One last thought that may have crossed your mind in reading this series. In the “Let he who is without sin cast the first stone” department, you may have wondered why the guy who is criticizing church folks for getting hung up on diagnosis has a resource center link on ADHD and Spiritual Development. Just a wee bit hypocritical, don’t you think?
Ultimately, what we’re all about is helping churches reach families affected by disabilities. We have lots of parents who are also pastors or church staff members who discover our resources on the Web by entering search terms like “anxiety” “ADHD” “Bipolar Disorder” “Church” or “Special Needs.” We’re simply trying to disseminate our resources to as many churches as can use them. Parents who search for resources by googling their child’s diagnosis (because the diagnosis has meaning to them) will often forward our info to church staff or volunteers.
Bottom line…We can minister effectively to kids with disabilities and their families without requiring knowledge of diagnoses that may or may not be accurate or by defining children and their adults by their disability as opposed to by who they are in God’s Kingdom.
As a youth minister, I find that diagnosis CAN have a very important role within my ministry! Knowing a diagnosis can help me to frame the needs of a family, to help me to see their pain and reassure them of their belovedness in ways that are specific to them. I certainly don’t go around asking, but parents who have shared have found the act of sharing to be liberating. We welcome them and their children as they are into the loving community~that is our purpose!!!
Diagnosis in conjunction with personal conversations with parents/guardians and therapists has allowed the ministry I serve to acknowledge our growing edges and our mis-steps. If a ministry isn’t appropriately prepared to serve a specific child of God based on their needs, shouldn’t we be aware of that? Can’t diagnosis help us to be aware of that?

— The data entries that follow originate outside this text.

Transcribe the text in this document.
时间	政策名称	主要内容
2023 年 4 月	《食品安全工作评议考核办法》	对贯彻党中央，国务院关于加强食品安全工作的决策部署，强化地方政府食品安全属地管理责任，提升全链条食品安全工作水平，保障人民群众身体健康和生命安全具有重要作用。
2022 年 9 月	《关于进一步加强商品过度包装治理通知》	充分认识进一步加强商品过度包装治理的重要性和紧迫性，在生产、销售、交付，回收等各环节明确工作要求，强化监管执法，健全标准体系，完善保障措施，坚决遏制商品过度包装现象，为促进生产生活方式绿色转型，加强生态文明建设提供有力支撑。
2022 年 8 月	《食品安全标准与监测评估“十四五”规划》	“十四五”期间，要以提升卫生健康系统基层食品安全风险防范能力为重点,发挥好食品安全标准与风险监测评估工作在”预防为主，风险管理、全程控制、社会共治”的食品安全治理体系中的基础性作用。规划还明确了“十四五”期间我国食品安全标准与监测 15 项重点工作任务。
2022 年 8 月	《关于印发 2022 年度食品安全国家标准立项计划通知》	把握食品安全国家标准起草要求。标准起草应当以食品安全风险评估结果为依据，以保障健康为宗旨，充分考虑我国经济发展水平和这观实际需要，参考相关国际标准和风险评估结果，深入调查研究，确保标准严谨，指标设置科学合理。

As a mom of two children who happen to have Autism, I do disagree a little that diagnosis at church doesn’t matter. It is easy for children’s ministry volunteers to get frustrated with some of the “behaviors” that come along with special needs kids. Knowing what those “special needs” are can help volunteers to adjust their expectations of the child and know better HOW to facilitate the child’s inclusion in activities. Some kids have communication disorders and social deficits that can benefit from a an assigned volunteer to assist them. Given the shortage of volunteers most churches experience in their children’s ministries, having foreknowledge of a child’s needs can make the child’s and the volunteer’s experiences less stressful and help retain volunteers. Plus, as a parent, if I know my child’s difficulties with functioning in a group made everyone all stressed out and frustrated, it is less likely I will keep bringing them. Either that or I will feel like I need to stay with my child at all times, which also may lead to me not bringing them back. I do agree that inclusion is a much better option than sectioning off a special needs ministry, but if it is not done in a way that trains volunteers how to adjust expectations based on a child’s needs and also how to facilitate the kids to be included, then you could easily end up with frustrated volunteers and frustrated families and children. That ultimately has a lot to do with why so many families with special needs kids end up staying home instead of feeling welcome to join in corporate worship.